One of the most important indicators of
prognosis is the status of the axillary
lymph nodes (i.e. no nodes involved good
means prognosis; the more nodes
involved, the worse the prognosis). For
this reason, it was standard therapy in
the past to remove all of the lymph
nodes under the arm at the time of the
removal of the breast cancer to
determine prognosis.
It is
now standard practice to remove only the
first draining lymph node (sentinel
lymph node) at this time of the
lumpectomy or mastectomy, and have it
examined under the microscope. If the
lymph node is free of cancer cells, no
other lymph nodes are removed. By
limiting the number of nodes removed,
recovery is accelerated and the risk of
complications (such as lymphedema) are
minimized.
What is my prognosis?
One of the first questions a woman asks
after learning she has breast cancer is
:
"Am I going to live?" Or, in
other words, " What is my
prognosis?" When a woman asks her
physician this basic question, she is
often frustrated with the vagueness of
the response. The problem is that the
treating physician does not have enough
information following the initial biopsy
to make an accurate prediction of
survival. Until the tumor and lymph
nodes have been removed and analyzed, an
accurate prediction of survival is not
possible.
The most
important predictors of survival are the
size of the invasive component of the
tumor, and the status of the regional
lymph nodes. When there is no invasive
tumor present (i.e. only ductal
carcinoma in-situ, or DCIS), the
survival rate is 100%. When the invasive
tumor is less than 11 mm in diameter and
the nodes are negative, the 10-year
survival approaches 95%, and if you make
it to ten years, consider yourself
cured.
As the tumor enlarges and the number of
involved lymph nodes increases, the
potential for cure is reduced. However,
dramatic improvements have been made in
the medical treatment of breast cancer
(i.e. chemotherapy and hormone therapy),
and many new treatments are on the
horizon. There is now reason for
optimism in even the most advanced
cases. To calculate your own prognosis,
refer to the following web site: http://www.mayoclinic.com/calcs.

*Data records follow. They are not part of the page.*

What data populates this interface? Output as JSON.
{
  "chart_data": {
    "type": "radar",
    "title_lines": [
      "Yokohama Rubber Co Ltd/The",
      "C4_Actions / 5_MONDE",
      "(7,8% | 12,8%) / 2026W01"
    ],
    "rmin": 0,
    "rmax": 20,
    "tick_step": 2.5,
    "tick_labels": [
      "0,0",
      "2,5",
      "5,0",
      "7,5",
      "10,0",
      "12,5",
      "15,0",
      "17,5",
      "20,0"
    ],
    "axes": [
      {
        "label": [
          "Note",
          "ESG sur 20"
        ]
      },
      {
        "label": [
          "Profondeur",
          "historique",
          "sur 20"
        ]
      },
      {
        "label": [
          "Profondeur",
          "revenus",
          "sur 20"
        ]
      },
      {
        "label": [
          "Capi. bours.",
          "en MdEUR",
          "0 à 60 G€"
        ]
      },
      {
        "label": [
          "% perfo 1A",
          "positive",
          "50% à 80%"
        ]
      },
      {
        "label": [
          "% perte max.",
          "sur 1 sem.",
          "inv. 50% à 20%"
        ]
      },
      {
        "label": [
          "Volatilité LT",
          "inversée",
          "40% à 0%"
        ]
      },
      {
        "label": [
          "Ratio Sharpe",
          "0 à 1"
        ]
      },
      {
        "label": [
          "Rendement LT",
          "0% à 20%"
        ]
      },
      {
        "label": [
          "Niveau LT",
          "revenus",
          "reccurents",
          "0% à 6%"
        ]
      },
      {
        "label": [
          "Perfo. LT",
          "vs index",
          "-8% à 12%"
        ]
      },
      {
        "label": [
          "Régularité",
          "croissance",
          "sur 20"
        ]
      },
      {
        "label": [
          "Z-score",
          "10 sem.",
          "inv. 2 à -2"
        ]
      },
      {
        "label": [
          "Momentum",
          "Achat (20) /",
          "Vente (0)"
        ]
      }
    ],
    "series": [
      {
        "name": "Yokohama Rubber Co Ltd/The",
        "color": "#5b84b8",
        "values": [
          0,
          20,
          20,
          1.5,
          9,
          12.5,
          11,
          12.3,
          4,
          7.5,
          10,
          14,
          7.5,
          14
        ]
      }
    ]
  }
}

The time that elapses before a woman is
informed about the details of her
prognosis is typically 7-14 days after
the removal of the tumor and the under
arm lymph node(s). It usually takes this
long to analyze the tumor and to receive
a pathology report on the various tumor
markers that also influence prognosis
(see link to understanding your
pathology report). A woman and her
family will usually have a detailed
consultation with the oncologist to
discuss her prognosis, and more
importantly, what steps should be taken
to maximize her chances of survival.
After this detailed discussion, a woman
chooses the option that is best for her.